Understanding Gradient Descent in 2D

We continue our introduction to the gradient descent but with a 2D model.

TL;DR

The cost function is now a function of 2 independent variables: \(C= f(error\_x, error\_y)\)
Independence of the variables is crucial
This is what allow us to evaluate the total variation of the cost function as the sum of each variation of the cost function along each dimension
Along each dimension we apply what we learnt in Episode 1: where we discuss the gradient descent in 1D

Gradient Descent.

Second version of our Laser Pointer Game
The Cost Function
Simpler Cost Function
Summary
Q&A - Checking for understanding
What is Next?
Webliography

Second version of our Laser Pointer Game

This Episode follows this one and I strongly recommend you read it before to read this one.

The setup is similar to the previous one. Again, you do not know where is the target on the screen and you do not know the distance between you and the target. This time you can modify the \(y\) and the \(x\) of the laser point on the screen. Finally your friend tells you the two errors : “x centimeters too high and y centimeters on the left”

Gradient Descent in 2D.

The Cost Function

In this context, one way to evaluate the cost function could be: \(C = \sqrt{error\_x^2 + error\_y^2}\)

Where:

On the y-axis we have \(error\_y = y\_laser - y\_target\)
And on the x-axis we have \(error\_x = x\_laser - x\_target\)

Why? In fact, when one think about the situation he could imagine that a laser dot is a dot in a Cartesian coordinates system:

Based on what we learnt in Epsiode 1, the lost function uses square so that errors are always cumulated. Here it also uses a square root so I’m not sure large errors yield larger penalties but this is what we have so far.

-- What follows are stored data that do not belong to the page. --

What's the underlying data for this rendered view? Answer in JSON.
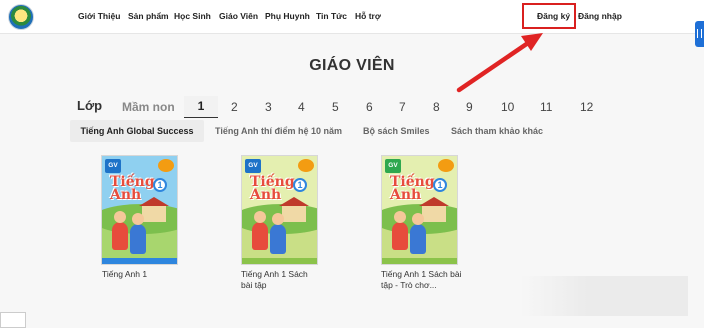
{
  "header": {
    "nav": [
      "Giới Thiệu",
      "Sản phẩm",
      "Học Sinh",
      "Giáo Viên",
      "Phụ Huynh",
      "Tin Tức",
      "Hỗ trợ"
    ],
    "register_label": "Đăng ký",
    "login_label": "Đăng nhập"
  },
  "page": {
    "title": "GIÁO VIÊN",
    "grade_label": "Lớp",
    "grades": [
      "Mầm non",
      "1",
      "2",
      "3",
      "4",
      "5",
      "6",
      "7",
      "8",
      "9",
      "10",
      "11",
      "12"
    ],
    "selected_grade": "1",
    "series": [
      "Tiếng Anh Global Success",
      "Tiếng Anh thí điểm hệ 10 năm",
      "Bộ sách Smiles",
      "Sách tham khảo khác"
    ],
    "selected_series": "Tiếng Anh Global Success"
  },
  "books": [
    {
      "title": "Tiếng Anh 1",
      "badge": "GV",
      "cover_title": "Tiếng Anh",
      "grade": "1",
      "sky": "#8fd0f0",
      "ground": "#a8d66e",
      "strip": "#2e86de"
    },
    {
      "title": "Tiếng Anh 1 Sách bài tập",
      "badge": "GV",
      "cover_title": "Tiếng Anh",
      "grade": "1",
      "sky": "#e4efb0",
      "ground": "#c9df86",
      "strip": "#8bc34a"
    },
    {
      "title": "Tiếng Anh 1 Sách bài tập - Trò chơ...",
      "badge": "GV",
      "cover_title": "Tiếng Anh",
      "grade": "1",
      "sky": "#e4efb0",
      "ground": "#c9df86",
      "strip": "#8bc34a"
    }
  ],
  "colors": {
    "highlight": "#d9201f",
    "arrow": "#e02424",
    "edge_tab": "#1e6fd6"
  }
}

As we will see later this cost function is way much too complicated but let’s start with what we have…

Do you remember the song?

error ➡️ cost(error) ➡️ derivative ➡️ \(y_2 = y_1 - \alpha \cdot \text{grad}\)

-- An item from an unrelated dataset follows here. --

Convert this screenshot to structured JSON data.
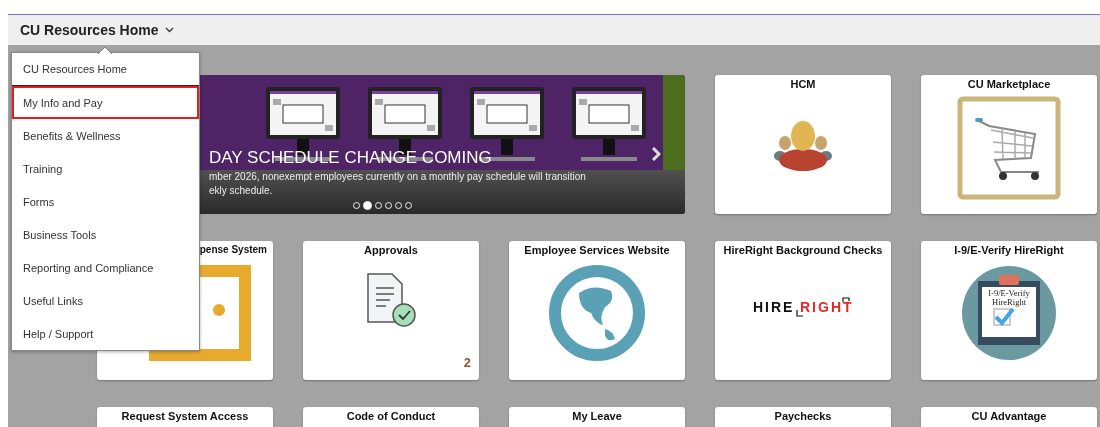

We have a cost function so, now, we need the expression of the derivative…

Wait, wait, wait… Now things are getting way more complicated — we’ve got two variables! Before, it was easy. It even takes me back to when I was in high school and I met Cindy… but here, 2 variables…

You’re missing one key point: these variables are independent. It’s not like saying “I ate 8 burgers last night” (variable_1 = 8) and “this morning I gained 2.5 kg” (variable_2 = 2.5). Those two aren’t independent — there’s a clear cause-and-effect relationship.

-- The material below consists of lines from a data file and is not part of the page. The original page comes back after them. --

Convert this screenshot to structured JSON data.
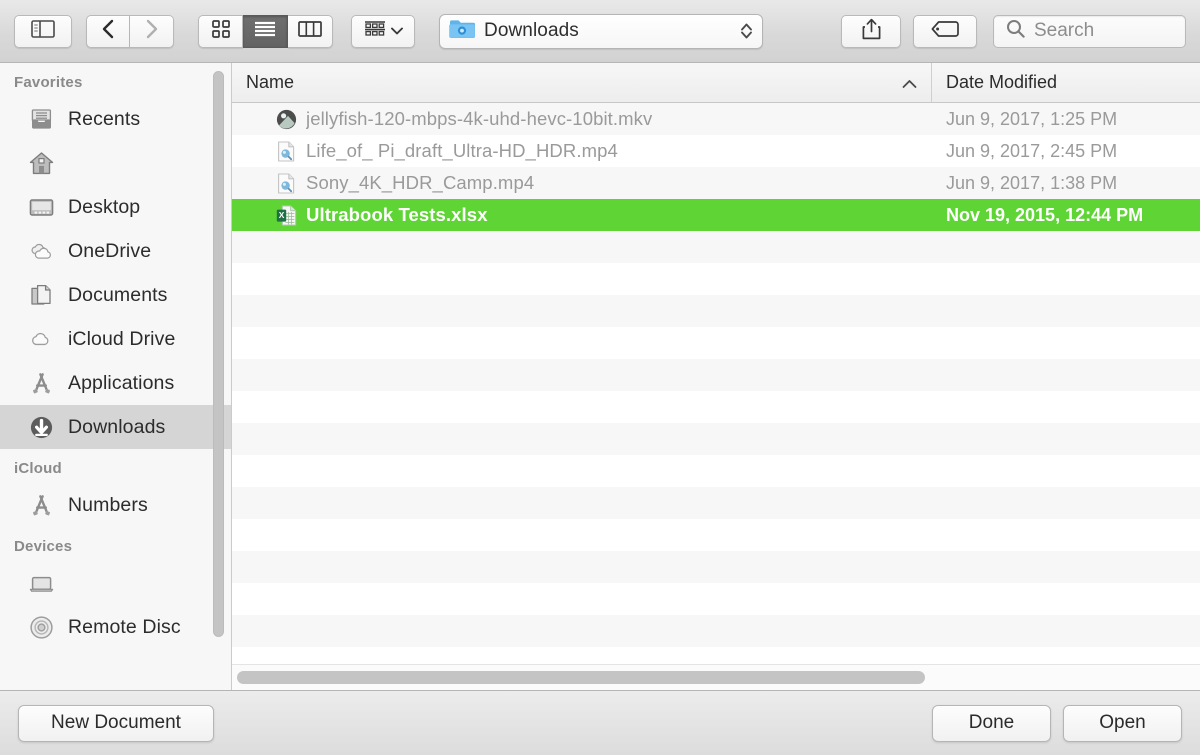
{
  "toolbar": {
    "sidebar_toggle_icon": "sidebar-toggle-icon",
    "back_icon": "chevron-left-icon",
    "forward_icon": "chevron-right-icon",
    "view_icon_grid": "icon-view-icon",
    "view_icon_list": "list-view-icon",
    "view_icon_column": "column-view-icon",
    "action_menu_icon": "action-menu-icon",
    "action_menu_chevron": "chevron-down-icon",
    "path_folder_icon": "downloads-folder-icon",
    "path_label": "Downloads",
    "path_stepper_icon": "stepper-up-down-icon",
    "share_icon": "share-icon",
    "tag_icon": "tag-icon",
    "search_icon": "search-icon",
    "search_placeholder": "Search",
    "search_value": ""
  },
  "sidebar": {
    "sections": [
      {
        "title": "Favorites",
        "items": [
          {
            "label": "Recents",
            "icon": "recents-icon",
            "selected": false
          },
          {
            "label": "",
            "icon": "home-icon",
            "selected": false
          },
          {
            "label": "Desktop",
            "icon": "desktop-icon",
            "selected": false
          },
          {
            "label": "OneDrive",
            "icon": "onedrive-icon",
            "selected": false
          },
          {
            "label": "Documents",
            "icon": "documents-icon",
            "selected": false
          },
          {
            "label": "iCloud Drive",
            "icon": "icloud-icon",
            "selected": false
          },
          {
            "label": "Applications",
            "icon": "applications-icon",
            "selected": false
          },
          {
            "label": "Downloads",
            "icon": "downloads-icon",
            "selected": true
          }
        ]
      },
      {
        "title": "iCloud",
        "items": [
          {
            "label": "Numbers",
            "icon": "numbers-icon",
            "selected": false
          }
        ]
      },
      {
        "title": "Devices",
        "items": [
          {
            "label": "",
            "icon": "laptop-icon",
            "selected": false
          },
          {
            "label": "Remote Disc",
            "icon": "remote-disc-icon",
            "selected": false
          }
        ]
      }
    ]
  },
  "file_list": {
    "columns": [
      {
        "label": "Name",
        "sort": "ascending",
        "sort_icon": "chevron-up-icon"
      },
      {
        "label": "Date Modified",
        "sort": "none"
      }
    ],
    "rows": [
      {
        "name": "jellyfish-120-mbps-4k-uhd-hevc-10bit.mkv",
        "date": "Jun 9, 2017, 1:25 PM",
        "icon": "mkv-file-icon",
        "selected": false,
        "disabled": true
      },
      {
        "name": "Life_of_ Pi_draft_Ultra-HD_HDR.mp4",
        "date": "Jun 9, 2017, 2:45 PM",
        "icon": "mp4-file-icon",
        "selected": false,
        "disabled": true
      },
      {
        "name": "Sony_4K_HDR_Camp.mp4",
        "date": "Jun 9, 2017, 1:38 PM",
        "icon": "mp4-file-icon",
        "selected": false,
        "disabled": true
      },
      {
        "name": "Ultrabook Tests.xlsx",
        "date": "Nov 19, 2015, 12:44 PM",
        "icon": "xlsx-file-icon",
        "selected": true,
        "disabled": false
      }
    ]
  },
  "footer": {
    "new_document_label": "New Document",
    "done_label": "Done",
    "open_label": "Open"
  },
  "colors": {
    "selection_green": "#5fd535",
    "sidebar_selected_gray": "#d5d5d5",
    "folder_blue": "#4aa8e8",
    "excel_green": "#1d7144"
  }
}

Now think about truly independent variables, like colors. You can’t describe a certain shade of blue if all you have is red. And the same goes for trying to express how red something is while only having blue available.

But if you do have both variables — blue and red — you can create an infinite number of purples by mixing \(x\) amount of blue with \(y\) amount of red. Just take a look below:

Above the scales in blue and red go from 0 to 255.

Now we can draw/specify an infinite number of cost in the plan using the two independent variables: \(err\_x\) and \(err\_y\)

Furthermore, we can change the intensity of one of the two variables independently of the other and see the effect on the cost error. In the “figure” above, imagine \(err\_x\) remains constant while \(err\_y\) increase. The red vector would be horizontal at the beginning when \(err\_y\) equal 0 and at 45°, at the end, when the magnitude or \(err\_y\) is equal to the magnitude of \(err\_x\). This is exactly what happens when you mixt more and more red in a fixed quantity of blue.

Why is it so important? Simply because we can then divide and conquer. We can say that the variation of the cost function \(C\) is equal to the sum of cost function when \(error\_x\) vary while \(error\_y\) remains constant, plus the variation of the cost function when \(error\_y\) vary and \(error\_x\) remains constant.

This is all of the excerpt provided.